Numa Roumestan/XV
XV
LE SKATING
Où était-ce ?… Où allait-elle ?… Le fiacre avait roulé longtemps, longtemps, Audiberte assise à son côté, lui tendant les mains, la rassurant, parlant avec une chaleur de fièvre… Elle ne regardait rien, n’entendait rien ; et le grincement de cette petite voix criarde dans le train des roues n’avait pas de sens pour elle, pas plus que ces rues, ces boulevards, ces façades ne lui apparaissaient dans leur aspect connu, mais décolorés par sa vive émotion intérieure, comme si elle les voyait d’une voiture de deuil ou de noces…
Enfin une secousse, et l’on s’arrêtait devant un large trottoir inondé d’une lumière blanche, découpant en noires ombres fourmillantes la foule attroupée. Un guichet pour les billets à l’entrée d’un large corridor, une porte battante en velours rouge, et tout de suite la salle, une salle immense, qui lui rappelait, avec sa nef et ses pourtours, le stuc de ses hautes murailles, une église anglicane où elle était allée une fois pour un mariage. Seulement ici les murs étaient couverts d’affiches, d’annonces bariolées, les chapeaux lièges, les chemises sur mesure à 4 fr. 50, les réclames des magasins de confection, alternant avec les portraits du tambourinaire dont on entendait crier la biographie de cette voix de soupape des marchands de programmes, au milieu d’un tapage assourdissant où le murmure de la foule circulaire, le ronflement des toupies sur le drap des billards anglais, les appels de consommations, des bouffées d’harmonie coupées de fusillades patriotiques venues du fond de la salle, étaient dominés par un perpétuel bruit de patins à roulettes allant et venant sur un large espace asphalté, entouré de balustrades, dans une houle de gibus et de chapeaux Directoire.
Anxieuse, éperdue, tour à tour pâlissant ou rougissant sous son voile, Hortense marchait derrière la Provençale, la suivait difficilement à travers un dédale de petites tables rondes installées en bordure avec des femmes assises deux par deux et qui buvaient, les coudes sur la table, une cigarette aux lèvres, les genoux remontés, d’un air d’ennui. De distance en distance, contre le mur, un comptoir chargé, et derrière, une fille debout, les yeux cerclés de kohl, la bouche sanglante, des éclairs d’acier dans une tignasse noire ou rousse, éméchée sur le front. Et ce blanc, ce noir de chair peinte, ce sourire vermillonné, se retrouvaient sur toutes, comme une livrée qu’elles portaient d’apparitions nocturnes et blafardes.
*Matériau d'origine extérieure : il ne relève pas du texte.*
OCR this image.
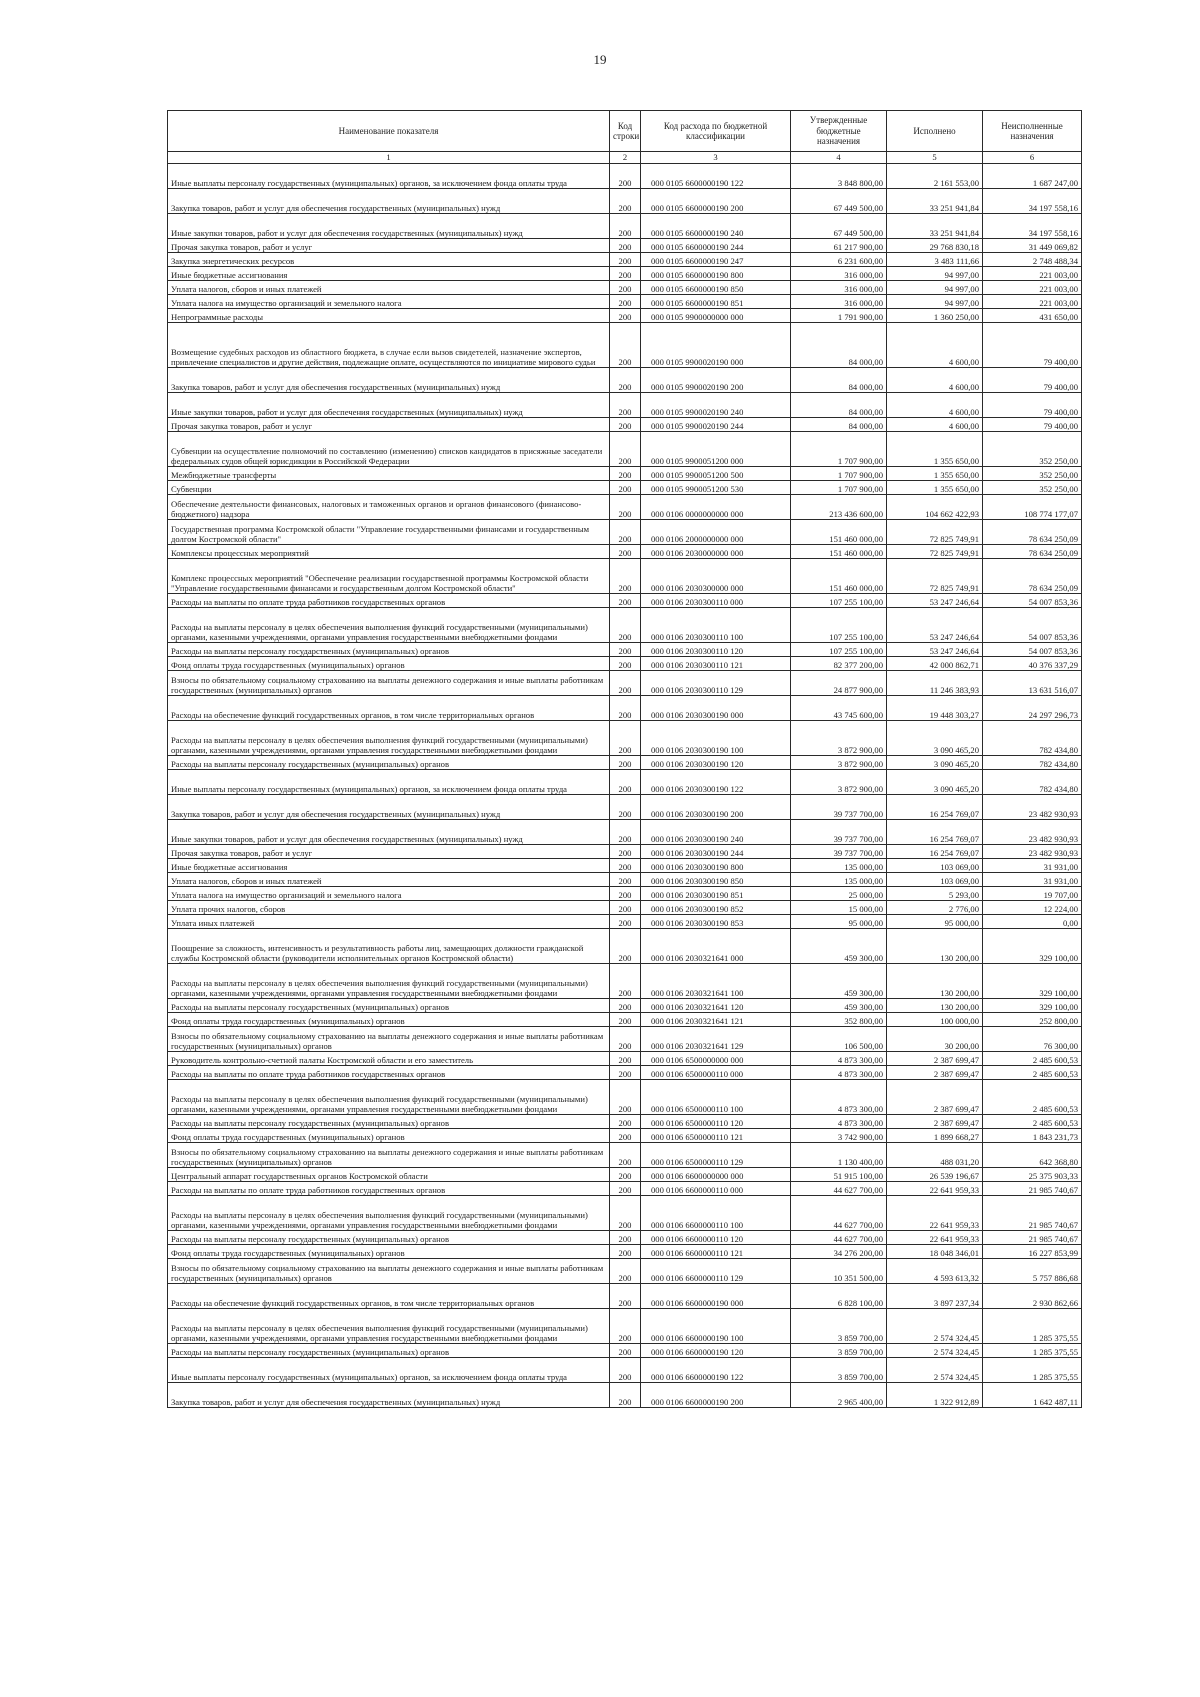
19
Наименование показателя	Код строки	Код расхода по бюджетной классификации	Утвержденные бюджетные назначения	Исполнено	Неисполненные назначения
1	2	3	4	5	6
Иные выплаты персоналу государственных (муниципальных) органов, за исключением фонда оплаты труда	200	000 0105 6600000190 122	3 848 800,00	2 161 553,00	1 687 247,00
Закупка товаров, работ и услуг для обеспечения государственных (муниципальных) нужд	200	000 0105 6600000190 200	67 449 500,00	33 251 941,84	34 197 558,16
Иные закупки товаров, работ и услуг для обеспечения государственных (муниципальных) нужд	200	000 0105 6600000190 240	67 449 500,00	33 251 941,84	34 197 558,16
Прочая закупка товаров, работ и услуг	200	000 0105 6600000190 244	61 217 900,00	29 768 830,18	31 449 069,82
Закупка энергетических ресурсов	200	000 0105 6600000190 247	6 231 600,00	3 483 111,66	2 748 488,34
Иные бюджетные ассигнования	200	000 0105 6600000190 800	316 000,00	94 997,00	221 003,00
Уплата налогов, сборов и иных платежей	200	000 0105 6600000190 850	316 000,00	94 997,00	221 003,00
Уплата налога на имущество организаций и земельного налога	200	000 0105 6600000190 851	316 000,00	94 997,00	221 003,00
Непрограммные расходы	200	000 0105 9900000000 000	1 791 900,00	1 360 250,00	431 650,00
Возмещение судебных расходов из областного бюджета, в случае если вызов свидетелей, назначение экспертов, привлечение специалистов и другие действия, подлежащие оплате, осуществляются по инициативе мирового судьи	200	000 0105 9900020190 000	84 000,00	4 600,00	79 400,00
Закупка товаров, работ и услуг для обеспечения государственных (муниципальных) нужд	200	000 0105 9900020190 200	84 000,00	4 600,00	79 400,00
Иные закупки товаров, работ и услуг для обеспечения государственных (муниципальных) нужд	200	000 0105 9900020190 240	84 000,00	4 600,00	79 400,00
Прочая закупка товаров, работ и услуг	200	000 0105 9900020190 244	84 000,00	4 600,00	79 400,00
Субвенции на осуществление полномочий по составлению (изменению) списков кандидатов в присяжные заседатели федеральных судов общей юрисдикции в Российской Федерации	200	000 0105 9900051200 000	1 707 900,00	1 355 650,00	352 250,00
Межбюджетные трансферты	200	000 0105 9900051200 500	1 707 900,00	1 355 650,00	352 250,00
Субвенции	200	000 0105 9900051200 530	1 707 900,00	1 355 650,00	352 250,00
Обеспечение деятельности финансовых, налоговых и таможенных органов и органов финансового (финансово-бюджетного) надзора	200	000 0106 0000000000 000	213 436 600,00	104 662 422,93	108 774 177,07
Государственная программа Костромской области "Управление государственными финансами и государственным долгом Костромской области"	200	000 0106 2000000000 000	151 460 000,00	72 825 749,91	78 634 250,09
Комплексы процессных мероприятий	200	000 0106 2030000000 000	151 460 000,00	72 825 749,91	78 634 250,09
Комплекс процессных мероприятий "Обеспечение реализации государственной программы Костромской области "Управление государственными финансами и государственным долгом Костромской области"	200	000 0106 2030300000 000	151 460 000,00	72 825 749,91	78 634 250,09
Расходы на выплаты по оплате труда работников государственных органов	200	000 0106 2030300110 000	107 255 100,00	53 247 246,64	54 007 853,36
Расходы на выплаты персоналу в целях обеспечения выполнения функций государственными (муниципальными) органами, казенными учреждениями, органами управления государственными внебюджетными фондами	200	000 0106 2030300110 100	107 255 100,00	53 247 246,64	54 007 853,36
Расходы на выплаты персоналу государственных (муниципальных) органов	200	000 0106 2030300110 120	107 255 100,00	53 247 246,64	54 007 853,36
Фонд оплаты труда государственных (муниципальных) органов	200	000 0106 2030300110 121	82 377 200,00	42 000 862,71	40 376 337,29
Взносы по обязательному социальному страхованию на выплаты денежного содержания и иные выплаты работникам государственных (муниципальных) органов	200	000 0106 2030300110 129	24 877 900,00	11 246 383,93	13 631 516,07
Расходы на обеспечение функций государственных органов, в том числе территориальных органов	200	000 0106 2030300190 000	43 745 600,00	19 448 303,27	24 297 296,73
Расходы на выплаты персоналу в целях обеспечения выполнения функций государственными (муниципальными) органами, казенными учреждениями, органами управления государственными внебюджетными фондами	200	000 0106 2030300190 100	3 872 900,00	3 090 465,20	782 434,80
Расходы на выплаты персоналу государственных (муниципальных) органов	200	000 0106 2030300190 120	3 872 900,00	3 090 465,20	782 434,80
Иные выплаты персоналу государственных (муниципальных) органов, за исключением фонда оплаты труда	200	000 0106 2030300190 122	3 872 900,00	3 090 465,20	782 434,80
Закупка товаров, работ и услуг для обеспечения государственных (муниципальных) нужд	200	000 0106 2030300190 200	39 737 700,00	16 254 769,07	23 482 930,93
Иные закупки товаров, работ и услуг для обеспечения государственных (муниципальных) нужд	200	000 0106 2030300190 240	39 737 700,00	16 254 769,07	23 482 930,93
Прочая закупка товаров, работ и услуг	200	000 0106 2030300190 244	39 737 700,00	16 254 769,07	23 482 930,93
Иные бюджетные ассигнования	200	000 0106 2030300190 800	135 000,00	103 069,00	31 931,00
Уплата налогов, сборов и иных платежей	200	000 0106 2030300190 850	135 000,00	103 069,00	31 931,00
Уплата налога на имущество организаций и земельного налога	200	000 0106 2030300190 851	25 000,00	5 293,00	19 707,00
Уплата прочих налогов, сборов	200	000 0106 2030300190 852	15 000,00	2 776,00	12 224,00
Уплата иных платежей	200	000 0106 2030300190 853	95 000,00	95 000,00	0,00
Поощрение за сложность, интенсивность и результативность работы лиц, замещающих должности гражданской службы Костромской области (руководители исполнительных органов Костромской области)	200	000 0106 2030321641 000	459 300,00	130 200,00	329 100,00
Расходы на выплаты персоналу в целях обеспечения выполнения функций государственными (муниципальными) органами, казенными учреждениями, органами управления государственными внебюджетными фондами	200	000 0106 2030321641 100	459 300,00	130 200,00	329 100,00
Расходы на выплаты персоналу государственных (муниципальных) органов	200	000 0106 2030321641 120	459 300,00	130 200,00	329 100,00
Фонд оплаты труда государственных (муниципальных) органов	200	000 0106 2030321641 121	352 800,00	100 000,00	252 800,00
Взносы по обязательному социальному страхованию на выплаты денежного содержания и иные выплаты работникам государственных (муниципальных) органов	200	000 0106 2030321641 129	106 500,00	30 200,00	76 300,00
Руководитель контрольно-счетной палаты Костромской области и его заместитель	200	000 0106 6500000000 000	4 873 300,00	2 387 699,47	2 485 600,53
Расходы на выплаты по оплате труда работников государственных органов	200	000 0106 6500000110 000	4 873 300,00	2 387 699,47	2 485 600,53
Расходы на выплаты персоналу в целях обеспечения выполнения функций государственными (муниципальными) органами, казенными учреждениями, органами управления государственными внебюджетными фондами	200	000 0106 6500000110 100	4 873 300,00	2 387 699,47	2 485 600,53
Расходы на выплаты персоналу государственных (муниципальных) органов	200	000 0106 6500000110 120	4 873 300,00	2 387 699,47	2 485 600,53
Фонд оплаты труда государственных (муниципальных) органов	200	000 0106 6500000110 121	3 742 900,00	1 899 668,27	1 843 231,73
Взносы по обязательному социальному страхованию на выплаты денежного содержания и иные выплаты работникам государственных (муниципальных) органов	200	000 0106 6500000110 129	1 130 400,00	488 031,20	642 368,80
Центральный аппарат государственных органов Костромской области	200	000 0106 6600000000 000	51 915 100,00	26 539 196,67	25 375 903,33
Расходы на выплаты по оплате труда работников государственных органов	200	000 0106 6600000110 000	44 627 700,00	22 641 959,33	21 985 740,67
Расходы на выплаты персоналу в целях обеспечения выполнения функций государственными (муниципальными) органами, казенными учреждениями, органами управления государственными внебюджетными фондами	200	000 0106 6600000110 100	44 627 700,00	22 641 959,33	21 985 740,67
Расходы на выплаты персоналу государственных (муниципальных) органов	200	000 0106 6600000110 120	44 627 700,00	22 641 959,33	21 985 740,67
Фонд оплаты труда государственных (муниципальных) органов	200	000 0106 6600000110 121	34 276 200,00	18 048 346,01	16 227 853,99
Взносы по обязательному социальному страхованию на выплаты денежного содержания и иные выплаты работникам государственных (муниципальных) органов	200	000 0106 6600000110 129	10 351 500,00	4 593 613,32	5 757 886,68
Расходы на обеспечение функций государственных органов, в том числе территориальных органов	200	000 0106 6600000190 000	6 828 100,00	3 897 237,34	2 930 862,66
Расходы на выплаты персоналу в целях обеспечения выполнения функций государственными (муниципальными) органами, казенными учреждениями, органами управления государственными внебюджетными фондами	200	000 0106 6600000190 100	3 859 700,00	2 574 324,45	1 285 375,55
Расходы на выплаты персоналу государственных (муниципальных) органов	200	000 0106 6600000190 120	3 859 700,00	2 574 324,45	1 285 375,55
Иные выплаты персоналу государственных (муниципальных) органов, за исключением фонда оплаты труда	200	000 0106 6600000190 122	3 859 700,00	2 574 324,45	1 285 375,55
Закупка товаров, работ и услуг для обеспечения государственных (муниципальных) нужд	200	000 0106 6600000190 200	2 965 400,00	1 322 912,89	1 642 487,11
Sinistre aussi la promenade lente de ces hommes qui se pressaient, insolents et brutaux, entre les tables, envoyant à droite et à gauche la fumée de leurs gros cigares, l’insulte de leur marchandage, s’approchant pour voir l’étalage de plus près. Et ce qui donnait le mieux l’impression d’un marché, c’était ce public cosmopolite et baragouinant, public d’hôtel, débarqué de la veille, venu là dans un négligé de voyage, les bonnets écossais, les jaquettes rayées, les twines encore imprégnés des brumes de la Manche, et les fourrures moscovites pressées de se dégeler, et les longues barbes noires, les airs rogues des bords de la Sprée masquant des rictus de faunes et des fringales de Tartares, et des fez ottomans sur des redingotes sans collet, des nègres en tenue, luisants comme la soie de leurs chapeaux, des petits Japonais à l’Européenne, ratatinés et corrects, en gravures de tailleurs tombées dans le feu.
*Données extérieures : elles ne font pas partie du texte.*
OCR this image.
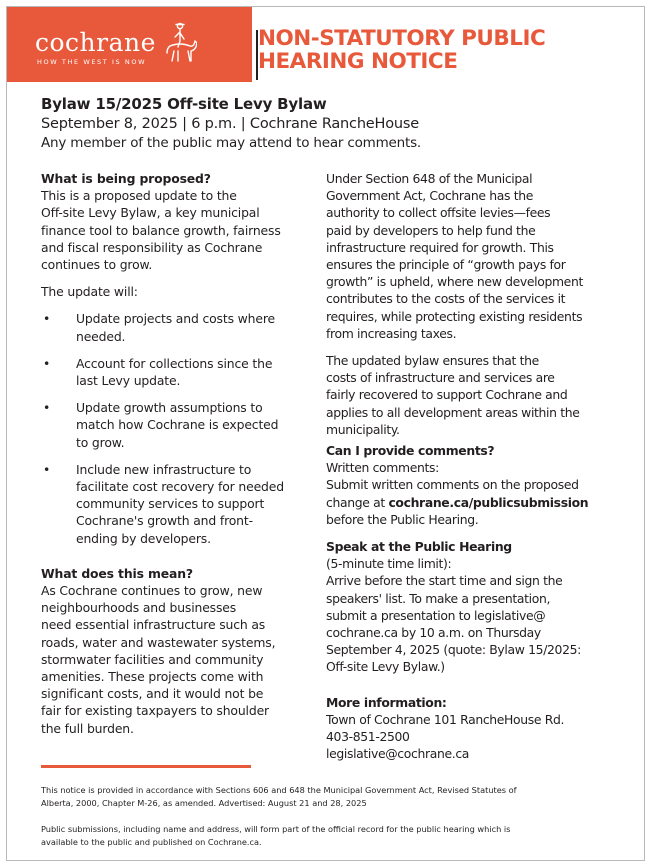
cochrane
HOW THE WEST IS NOW
NON-STATUTORY PUBLIC
HEARING NOTICE
Bylaw 15/2025 Off-site Levy Bylaw
September 8, 2025 | 6 p.m. | Cochrane RancheHouse
Any member of the public may attend to hear comments.

What is being proposed?

This is a proposed update to the

Off-site Levy Bylaw, a key municipal

finance tool to balance growth, fairness

and fiscal responsibility as Cochrane

continues to grow.

The update will:

• Update projects and costs where

needed.

• Account for collections since the

last Levy update.

• Update growth assumptions to

match how Cochrane is expected

to grow.

• Include new infrastructure to

facilitate cost recovery for needed

community services to support

Cochrane's growth and front-

ending by developers.

What does this mean?

As Cochrane continues to grow, new

neighbourhoods and businesses

need essential infrastructure such as

roads, water and wastewater systems,

stormwater facilities and community

amenities. These projects come with

significant costs, and it would not be

fair for existing taxpayers to shoulder

the full burden.

Under Section 648 of the Municipal

Government Act, Cochrane has the

authority to collect offsite levies—fees

paid by developers to help fund the

infrastructure required for growth. This

ensures the principle of “growth pays for

growth” is upheld, where new development

contributes to the costs of the services it

requires, while protecting existing residents

from increasing taxes.

The updated bylaw ensures that the

costs of infrastructure and services are

fairly recovered to support Cochrane and

applies to all development areas within the

municipality.

Can I provide comments?

Written comments:

Submit written comments on the proposed

change at cochrane.ca/publicsubmission

before the Public Hearing.

Speak at the Public Hearing

(5-minute time limit):

Arrive before the start time and sign the

speakers' list. To make a presentation,

submit a presentation to legislative@

cochrane.ca by 10 a.m. on Thursday

September 4, 2025 (quote: Bylaw 15/2025:

Off-site Levy Bylaw.)

More information:

Town of Cochrane 101 RancheHouse Rd.

403-851-2500

legislative@cochrane.ca

This notice is provided in accordance with Sections 606 and 648 the Municipal Government Act, Revised Statutes of
Alberta, 2000, Chapter M-26, as amended. Advertised: August 21 and 28, 2025
Public submissions, including name and address, will form part of the official record for the public hearing which is
available to the public and published on Cochrane.ca.
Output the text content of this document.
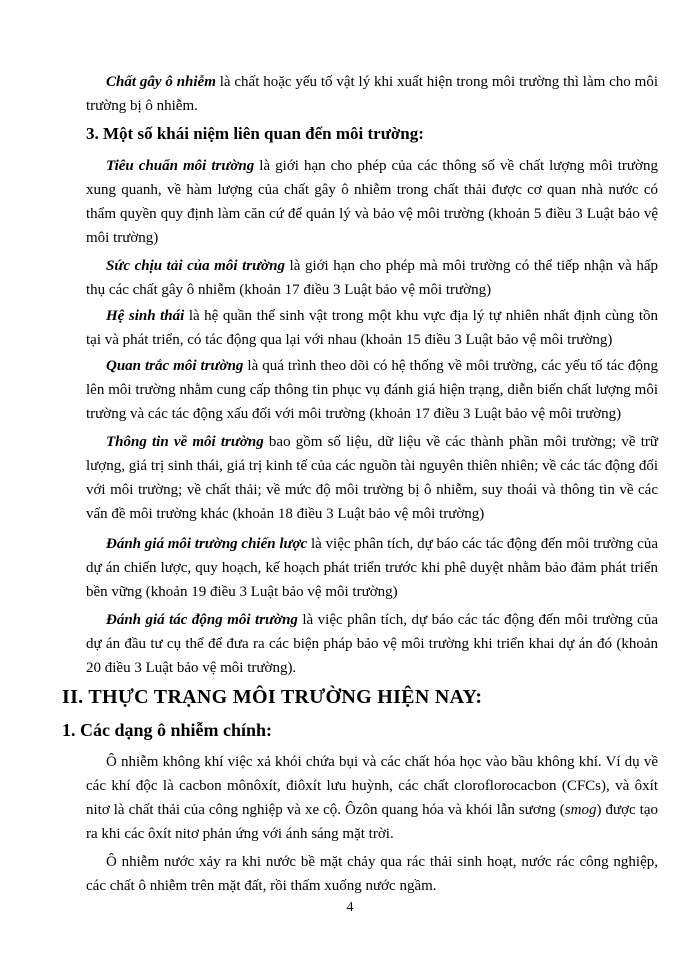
Chất gây ô nhiễm là chất hoặc yếu tố vật lý khi xuất hiện trong môi trường thì làm cho môi trường bị ô nhiễm.

3. Một số khái niệm liên quan đến môi trường:

Tiêu chuẩn môi trường là giới hạn cho phép của các thông số về chất lượng môi trường xung quanh, về hàm lượng của chất gây ô nhiễm trong chất thải được cơ quan nhà nước có thẩm quyền quy định làm căn cứ để quản lý và bảo vệ môi trường (khoản 5 điều 3 Luật bảo vệ môi trường)

Sức chịu tải của môi trường là giới hạn cho phép mà môi trường có thể tiếp nhận và hấp thụ các chất gây ô nhiễm (khoản 17 điều 3 Luật bảo vệ môi trường)

Hệ sinh thái là hệ quần thể sinh vật trong một khu vực địa lý tự nhiên nhất định cùng tồn tại và phát triển, có tác động qua lại với nhau (khoản 15 điều 3 Luật bảo vệ môi trường)

Quan trắc môi trường là quá trình theo dõi có hệ thống về môi trường, các yếu tố tác động lên môi trường nhằm cung cấp thông tin phục vụ đánh giá hiện trạng, diễn biến chất lượng môi trường và các tác động xấu đối với môi trường (khoản 17 điều 3 Luật bảo vệ môi trường)

Thông tin về môi trường bao gồm số liệu, dữ liệu về các thành phần môi trường; về trữ lượng, giá trị sinh thái, giá trị kinh tế của các nguồn tài nguyên thiên nhiên; về các tác động đối với môi trường; về chất thải; về mức độ môi trường bị ô nhiễm, suy thoái và thông tin về các vấn đề môi trường khác (khoản 18 điều 3 Luật bảo vệ môi trường)

Đánh giá môi trường chiến lược là việc phân tích, dự báo các tác động đến môi trường của dự án chiến lược, quy hoạch, kế hoạch phát triển trước khi phê duyệt nhằm bảo đảm phát triển bền vững (khoản 19 điều 3 Luật bảo vệ môi trường)

Đánh giá tác động môi trường là việc phân tích, dự báo các tác động đến môi trường của dự án đầu tư cụ thể để đưa ra các biện pháp bảo vệ môi trường khi triển khai dự án đó (khoản 20 điều 3 Luật bảo vệ môi trường).

II. THỰC TRẠNG MÔI TRƯỜNG HIỆN NAY:
1. Các dạng ô nhiễm chính:

Ô nhiễm không khí việc xả khói chứa bụi và các chất hóa học vào bầu không khí. Ví dụ về các khí độc là cacbon mônôxít, điôxít lưu huỳnh, các chất cloroflorocacbon (CFCs), và ôxít nitơ là chất thải của công nghiệp và xe cộ. Ôzôn quang hóa và khói lẫn sương (smog) được tạo ra khi các ôxít nitơ phản ứng với ánh sáng mặt trời.

Ô nhiễm nước xảy ra khi nước bề mặt chảy qua rác thải sinh hoạt, nước rác công nghiệp, các chất ô nhiễm trên mặt đất, rồi thấm xuống nước ngầm.

4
— Bou Diou ! qu’il est laid… disait tout à coup Audiberte devant un Chinois très grave, sa longue natte dans le dos de sa robe bleue ; ou bien elle s’arrêtait, et, poussant le coude de sa compagne :
« Vé, vé ! la mariée… » elle lui montrait, allongée sur deux chaises, dont l’une soutenait ses bottines blanches de satin à talons d’argent, une femme toute en blanc, le corsage ouvert, la traîne déroulée, et les fleurs d’oranger piquant dans ses cheveux la dentelle d’une courte mantille. Puis, subitement scandalisée à des mots qui l’édifiaient sur cet oranger de hasard, la Provençale ajoutait mystérieusement « Une poison, vous savez bien ! » Vite, pour arracher Hortense au mauvais exemple, elle l’entraînait dans l’enceinte du milieu, où tout au fond, tenant la place du chœur dans une église, le théâtre se dressait sous d’intermittentes flammes électriques tombant de deux hublots globuleux, là-haut, dans les frises, les deux yeux à jaillissures lumineuses d’un Père Éternel sur les images de sainteté.
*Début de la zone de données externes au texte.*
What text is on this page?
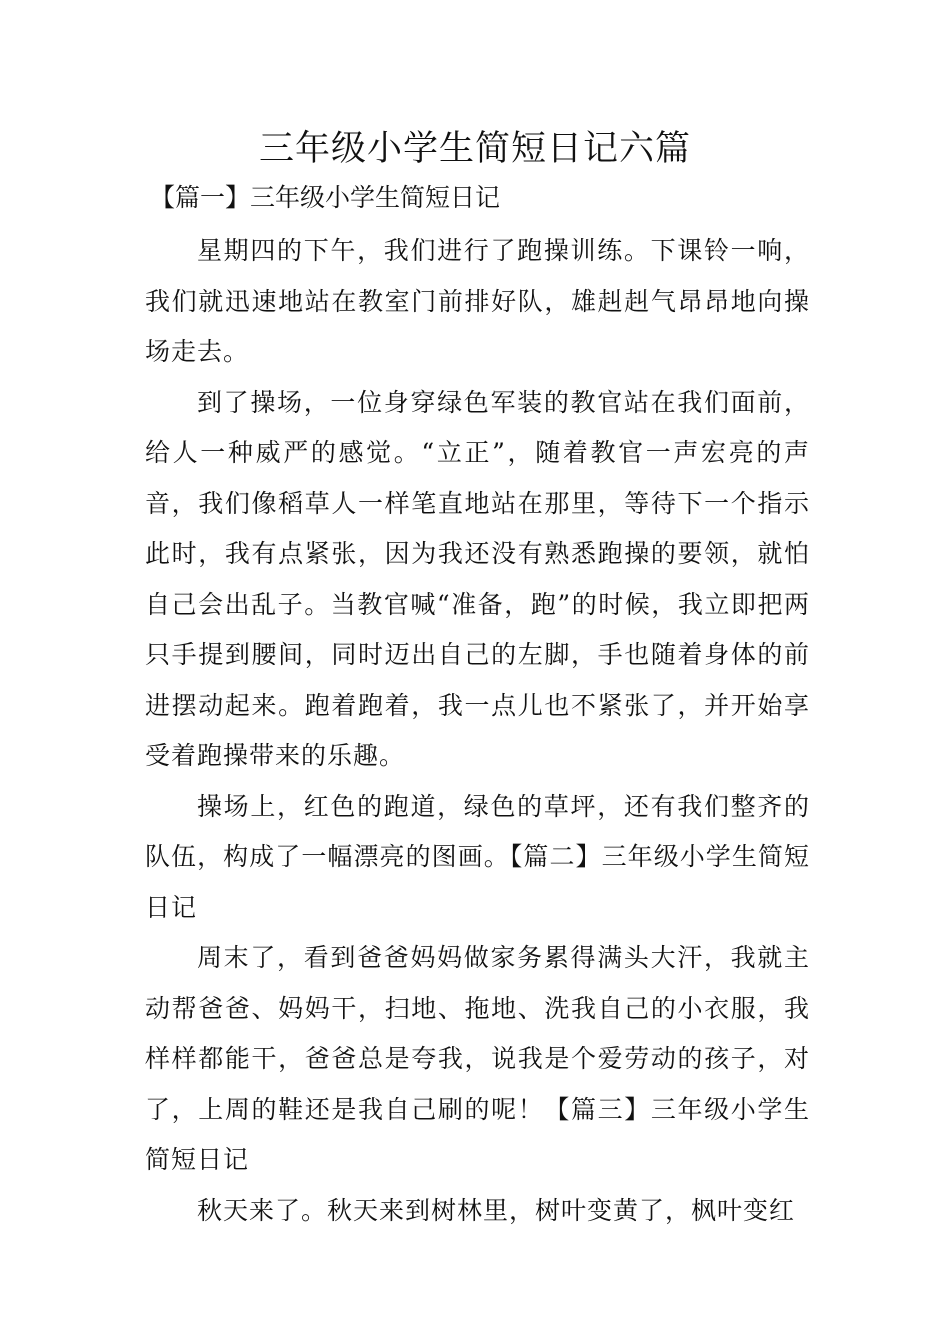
三年级小学生简短日记六篇
【篇一】三年级小学生简短日记

星期四的下午，我们进行了跑操训练。下课铃一响，我们就迅速地站在教室门前排好队，雄赳赳气昂昂地向操场走去。

到了操场，一位身穿绿色军装的教官站在我们面前，给人一种威严的感觉。“立正”，随着教官一声宏亮的声音，我们像稻草人一样笔直地站在那里，等待下一个指示此时，我有点紧张，因为我还没有熟悉跑操的要领，就怕自己会出乱子。当教官喊“准备，跑”的时候，我立即把两只手提到腰间，同时迈出自己的左脚，手也随着身体的前进摆动起来。跑着跑着，我一点儿也不紧张了，并开始享受着跑操带来的乐趣。

操场上，红色的跑道，绿色的草坪，还有我们整齐的队伍，构成了一幅漂亮的图画。【篇二】三年级小学生简短日记

周末了，看到爸爸妈妈做家务累得满头大汗，我就主动帮爸爸、妈妈干，扫地、拖地、洗我自己的小衣服，我样样都能干，爸爸总是夸我，说我是个爱劳动的孩子，对了，上周的鞋还是我自己刷的呢！【篇三】三年级小学生简短日记

秋天来了。秋天来到树林里，树叶变黄了，枫叶变红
Ici l’on se reposait du scandale tumultueux des promenoirs. Dans les stalles, des familles de petits bourgeois, de fournisseurs du quartier. Peu de femmes. On aurait pu se croire dans une salle de spectacle quelconque, sans l’horrible vacarme ambiant que surmontait toujours avec un roulement régulier d’obsession le patinage sur l’asphalte, couvrant même les cuivres, même les tambours de l’orchestre, rendant seulement possible la mimique des tableaux vivants.
Le rideau se baissait à ce moment sur une scène patriotique, le lion de Belfort, énorme, en carton-pâte, entouré de soldats dans des poses triomphantes sur des remparts croulés, les képis au bout des fusils, suivant la mesure d’une inentamable Marseillaise. Ce train, ce délire excitaient la Provençale ; les yeux lui sortaient de la tête, et tout en installant Hortense :
« Nous sommes bien, qué ? Mais rélévez donc votre voile… tremblez donc pas… vous tremblez… Il y a pas de risque avé moi. »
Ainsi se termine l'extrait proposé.